À la barre, Laurent assure que son attention n'a pas été entachée par l'absence d'annonceur. Il explique avoir "jeté un coup d'œil au panneau d'affichage" pour savoir quand les trains arrivaient. "J'avais dans ma tête le cadencement des trains pour les deux prochaines heures", assure-t-il. "Vous avez retenu les informations pour les quatre voies ?", s'étonne la présidente de la chambre, Cécile Louis-Loyant.
"Non, (...) j'ai regardé pour les voies où des trains allaient arriver à court terme, puis j'ai regardé la voie où j'allais cheminer". Le fait d'être seul a allongé la durée de sa tournée, "mais en aucun cas" cela n'a "affecté des aspects techniques".
"Fossé économique entre les parties"
Un avocat des parties civiles l'interroge sur un référentiel évoquant des tournées à réaliser à deux. "J'ignorais ce document" à l'époque, répond Laurent, assurant qu'il n'aurait "pas volontairement dérogé au règlement".

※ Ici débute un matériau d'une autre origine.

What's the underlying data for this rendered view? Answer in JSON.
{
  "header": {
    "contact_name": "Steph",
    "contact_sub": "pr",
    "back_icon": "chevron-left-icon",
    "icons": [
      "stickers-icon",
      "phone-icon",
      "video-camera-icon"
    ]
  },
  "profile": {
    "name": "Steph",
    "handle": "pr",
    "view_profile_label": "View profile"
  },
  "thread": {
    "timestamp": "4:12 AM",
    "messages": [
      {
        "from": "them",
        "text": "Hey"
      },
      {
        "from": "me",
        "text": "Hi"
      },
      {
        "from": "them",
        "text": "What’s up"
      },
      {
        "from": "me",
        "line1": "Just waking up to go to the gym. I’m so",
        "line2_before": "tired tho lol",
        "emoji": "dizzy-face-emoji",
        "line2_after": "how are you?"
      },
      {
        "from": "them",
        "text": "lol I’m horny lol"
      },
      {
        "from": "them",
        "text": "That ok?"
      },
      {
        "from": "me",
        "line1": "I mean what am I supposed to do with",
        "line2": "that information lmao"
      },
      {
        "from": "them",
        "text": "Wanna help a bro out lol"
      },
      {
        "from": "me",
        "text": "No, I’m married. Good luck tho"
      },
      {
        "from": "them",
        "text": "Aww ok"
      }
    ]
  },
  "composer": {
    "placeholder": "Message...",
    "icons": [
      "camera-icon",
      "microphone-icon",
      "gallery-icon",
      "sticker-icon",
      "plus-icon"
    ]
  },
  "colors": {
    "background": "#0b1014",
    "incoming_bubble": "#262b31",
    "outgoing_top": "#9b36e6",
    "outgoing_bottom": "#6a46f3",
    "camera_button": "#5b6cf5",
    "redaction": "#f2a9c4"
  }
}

La présidente a relevé la multitude de référentiels et normes cités par les uns et les autres, appelant les parties à ne pas "noyer le tribunal" de documents, comme l'ont été les juges d'instruction pendant l'enquête.
"L'agent en tournée a une certaine faculté d'organisation", tente de résumer à la barre Alain Autruffe, représentant légal de la SNCF. "Le référentiel national n'oblige pas qu'il soit obligé d'être accompagné d'un annonceur."
Par ailleurs, Laurent, le cheminot jugé, a expliqué se limiter à "une inspection visuelle complète de la voie et des abords", alors qu'il demandait "systématiquement un annonceur, voire deux" pour les tournées de ses agents qui, contrairement à lui, "pouvaient devoir intervenir immédiatement" en effectuant des réparations sur la voie.
"C'est vous qui, selon le profil de chacun des membres de votre équipe, ajustiez au mieux les compétences avec les missions", note la présidente.
"Dans ma tête, chaque agent que j'avais, j'avais une matrice de compétences", répond le dirigeant, précisant qu'il s'occupait parfois lui-même de chantiers que cet ingénieur jugeait "trop complexes". Depuis son ouverture fin avril, ce procès est également le théâtre d'échanges acerbes.
Mercredi, une avocate des parties civiles a souligné la problématique du "fossé économique" entre les avocats de la défense et ceux des familles de victime.
"Tant mieux si la défense connaît par cœur" les pièces du dossier, mais il faut cesser "d'insulter les avocats des parties civiles, comme si nous n'avions pas travaillé" du tout : "oui, nous n'avons pas pu travailler le dossier de la même manière", mais nous n'avons pas le "même luxe économique dans ce dossier".